SNES Controllers typically look like this:
SNES controller is a cheap and easy way how to add a joystick interface to a DIY project. One controller can be cheaply had from aliexpress or similar for around 2 USD.
The controller has just 12 digital (on/off) buttons organized in various patterns, as you see in the photo: D-pad, ABXY buttons, two shoulder buttons, start and select. There are no analog interfaces, no LEDs etc.

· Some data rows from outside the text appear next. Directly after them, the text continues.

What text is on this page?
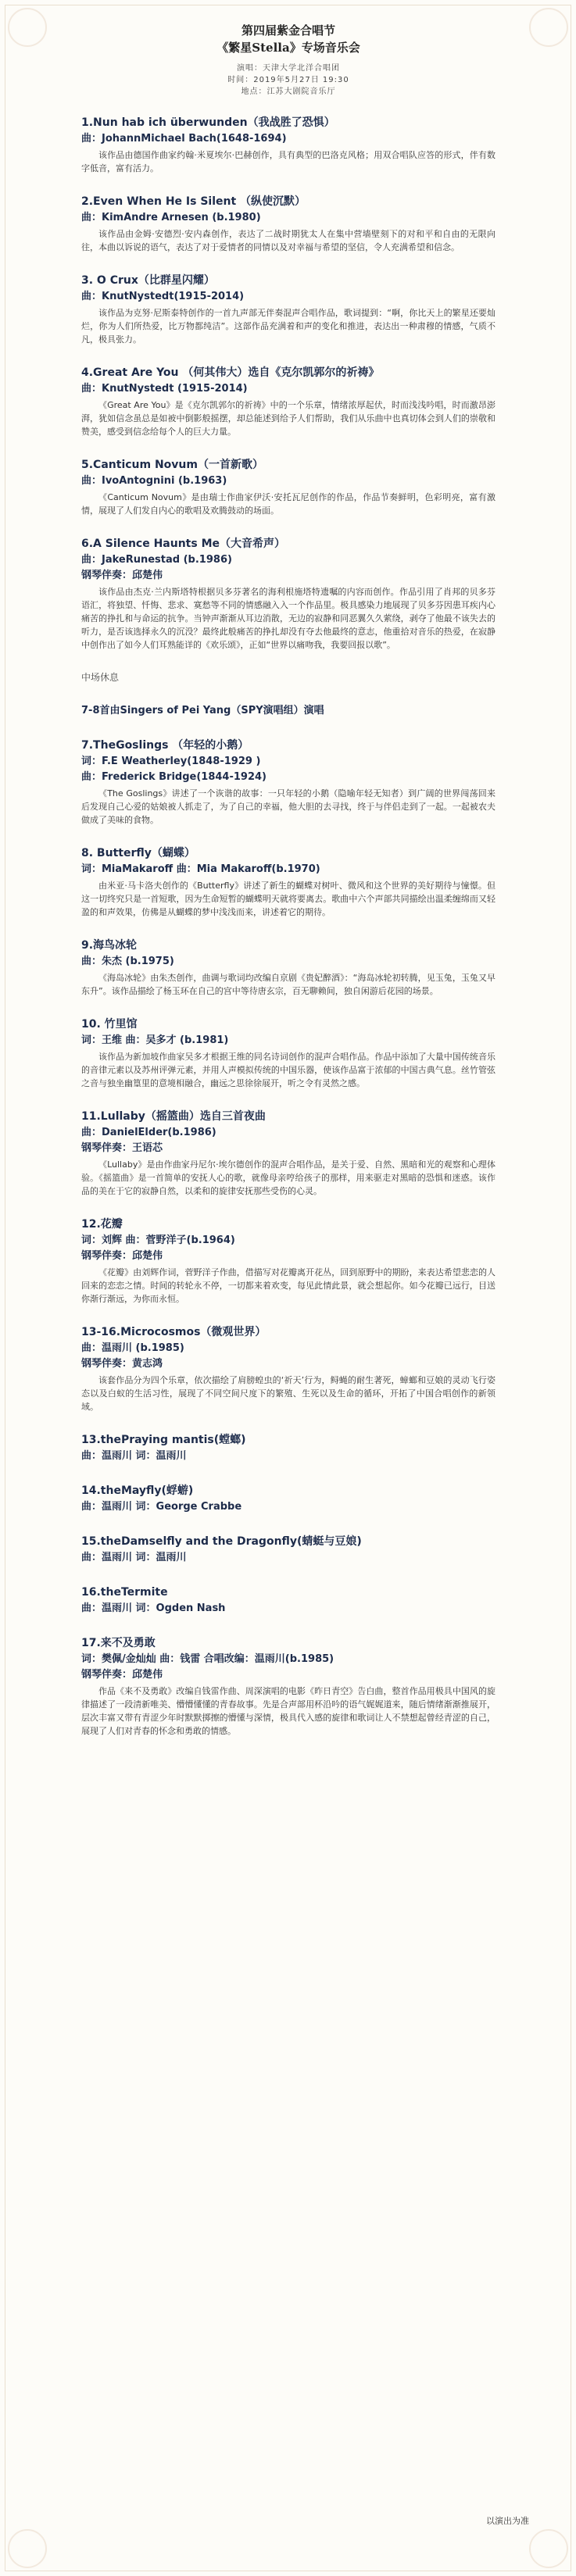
第四届紫金合唱节
《繁星Stella》专场音乐会
演唱：天津大学北洋合唱团
时间：2019年5月27日 19:30
地点：江苏大剧院音乐厅
1.Nun hab ich überwunden（我战胜了恐惧）
曲：JohannMichael Bach(1648-1694)
该作品由德国作曲家约翰·米夏埃尔·巴赫创作，具有典型的巴洛克风格；用双合唱队应答的形式，伴有数字低音，富有活力。
2.Even When He Is Silent （纵使沉默）
曲：KimAndre Arnesen (b.1980)
该作品由金姆·安德烈·安内森创作，表达了二战时期犹太人在集中营墙壁刻下的对和平和自由的无限向往，本曲以诉说的语气，表达了对于爱情者的同情以及对幸福与希望的坚信，令人充满希望和信念。
3. O Crux（比群星闪耀）
曲：KnutNystedt(1915-2014)
该作品为克努·尼斯泰特创作的一首九声部无伴奏混声合唱作品，歌词提到：“啊，你比天上的繁星还要灿烂，你为人们所热爱，比万物都纯洁”。这部作品充满着和声的变化和推进，表达出一种肃穆的情感，气质不凡，极具张力。
4.Great Are You （何其伟大）选自《克尔凯郭尔的祈祷》
曲：KnutNystedt (1915-2014)
《Great Are You》是《克尔凯郭尔的祈祷》中的一个乐章，情绪浓厚起伏，时而浅浅吟唱，时而激昂澎湃，犹如信念虽总是如被中倒影般摇摆，却总能述到给予人们帮助，我们从乐曲中也真切体会到人们的崇敬和赞美，感受到信念给每个人的巨大力量。
5.Canticum Novum（一首新歌）
曲：IvoAntognini (b.1963)
《Canticum Novum》是由瑞士作曲家伊沃·安托瓦尼创作的作品，作品节奏鲜明，色彩明亮，富有激情，展现了人们发自内心的歌唱及欢腾鼓动的场面。
6.A Silence Haunts Me（大音希声）
曲：JakeRunestad (b.1986)
钢琴伴奏：邱楚伟
该作品由杰克·兰内斯塔特根据贝多芬著名的海利根施塔特遗嘱的内容而创作。作品引用了肖邦的贝多芬语汇，将独望、忏悔、悲求、寞愁等不同的情感融入入一个作品里。极具感染力地展现了贝多芬因患耳疾内心痛苦的挣扎和与命运的抗争。当钟声渐渐从耳边消散，无边的寂静和同恶翼久久萦绕，剥夺了他最不该失去的听力，是否该选择永久的沉没？最终此般痛苦的挣扎却没有夺去他最终的意志，他重拾对音乐的热爱，在寂静中创作出了如今人们耳熟能详的《欢乐颂》，正如“世界以痛吻我，我要回报以歌”。
中场休息
7-8首由Singers of Pei Yang（SPY演唱组）演唱
7.TheGoslings （年轻的小鹅）
词：F.E Weatherley(1848-1929 )
曲：Frederick Bridge(1844-1924)
《The Goslings》讲述了一个诙谐的故事：一只年轻的小鹅（隐喻年轻无知者）到广阔的世界闯荡回来后发现自己心爱的姑娘被人抓走了，为了自己的幸福，他大胆的去寻找，终于与伴侣走到了一起。一起被农夫做成了美味的食物。
8. Butterfly（蝴蝶）
词：MiaMakaroff 曲：Mia Makaroff(b.1970)
由米亚·马卡洛夫创作的《Butterfly》讲述了新生的蝴蝶对树叶、微风和这个世界的美好期待与憧憬。但这一切终究只是一首短歌，因为生命短暂的蝴蝶明天就将要离去。歌曲中六个声部共同描绘出温柔缠绵而又轻盈的和声效果，仿佛是从蝴蝶的梦中浅浅而来，讲述着它的期待。
9.海鸟冰轮
曲：朱杰 (b.1975)
《海岛冰轮》由朱杰创作，曲调与歌词均改编自京剧《贵妃醉酒》：“海岛冰轮初转腾，见玉兔，玉兔又早东升”。该作品描绘了杨玉环在自己的宫中等待唐玄宗，百无聊赖间，独自闲游后花园的场景。
10. 竹里馆
词：王维 曲：吴多才 (b.1981)
该作品为新加坡作曲家吴多才根据王维的同名诗词创作的混声合唱作品。作品中添加了大量中国传统音乐的音律元素以及苏州评弹元素，并用人声模拟传统的中国乐器，使该作品富于浓郁的中国古典气息。丝竹管弦之音与独坐幽篁里的意境相融合，幽远之思徐徐展开，听之令有灵然之感。
11.Lullaby（摇篮曲）选自三首夜曲
曲：DanielElder(b.1986)
钢琴伴奏：王语芯
《Lullaby》是由作曲家丹尼尔·埃尔德创作的混声合唱作品，是关于爱、自然、黑暗和光的观察和心理体验。《摇篮曲》是一首简单的安抚人心的歌，就像母亲哼给孩子的那样，用来驱走对黑暗的恐惧和迷惑。该作品的美在于它的寂静自然，以柔和的旋律安抚那些受伤的心灵。
12.花瓣
词：刘辉 曲：菅野洋子(b.1964)
钢琴伴奏：邱楚伟
《花瓣》由刘辉作词，菅野洋子作曲，借描写对花瓣离开花丛，回到原野中的期盼，来表达希望悲恋的人回来的恋恋之情。时间的转轮永不停，一切都来着欢变，每见此情此景，就会想起你。如今花瓣已远行，目送你渐行渐远，为你而永恒。
13-16.Microcosmos（微观世界）
曲：温雨川 (b.1985)
钢琴伴奏：黄志鸿
该套作品分为四个乐章，依次描绘了肩膀蝗虫的‘祈天’行为，鲟蝇的耐生著死，蟑螂和豆娘的灵动飞行姿态以及白蚁的生活习性，展现了不同空间尺度下的繁殖、生死以及生命的循环，开拓了中国合唱创作的新领域。
13.thePraying mantis(螳螂)
曲：温雨川 词：温雨川
14.theMayfly(蜉蝣)
曲：温雨川 词：George Crabbe
15.theDamselfly and the Dragonfly(蜻蜓与豆娘)
曲：温雨川 词：温雨川
16.theTermite
曲：温雨川 词：Ogden Nash
17.来不及勇敢
词：樊佩/金灿灿 曲：钱雷 合唱改编：温雨川(b.1985)
钢琴伴奏：邱楚伟
作品《来不及勇敢》改编自钱雷作曲、周深演唱的电影《昨日青空》告白曲，整首作品用极具中国风的旋律描述了一段清新唯美、懵懵懂懂的青春故事。先是合声部用杯沿吟的语气娓娓道来，随后情绪渐渐推展开，层次丰富又带有青涩少年时默默掷擦的懵懂与深情，极具代入感的旋律和歌词让人不禁想起曾经青涩的自己，展现了人们对青春的怀念和勇敢的情感。
以演出为准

Internally all the buttons are connected to a 16-bit parallel-in / serial-out register. Original SNES electronic had two CMOS 4021 chips connected in series. These are 8-stage parallel-in, serial-out registers. The host controller (game console) communicates with a controller over 3 signals: LATCH, CLK, DATAOUT. At the beginning of a read-out cycle, LATCH is shortly pulsed LO-HI-LO by the console to latch all button state into the shift register. Then the console sends 16 pulses on CLK (HI-LO-HI) to serially read-out the shift register via the DATAOUT signal.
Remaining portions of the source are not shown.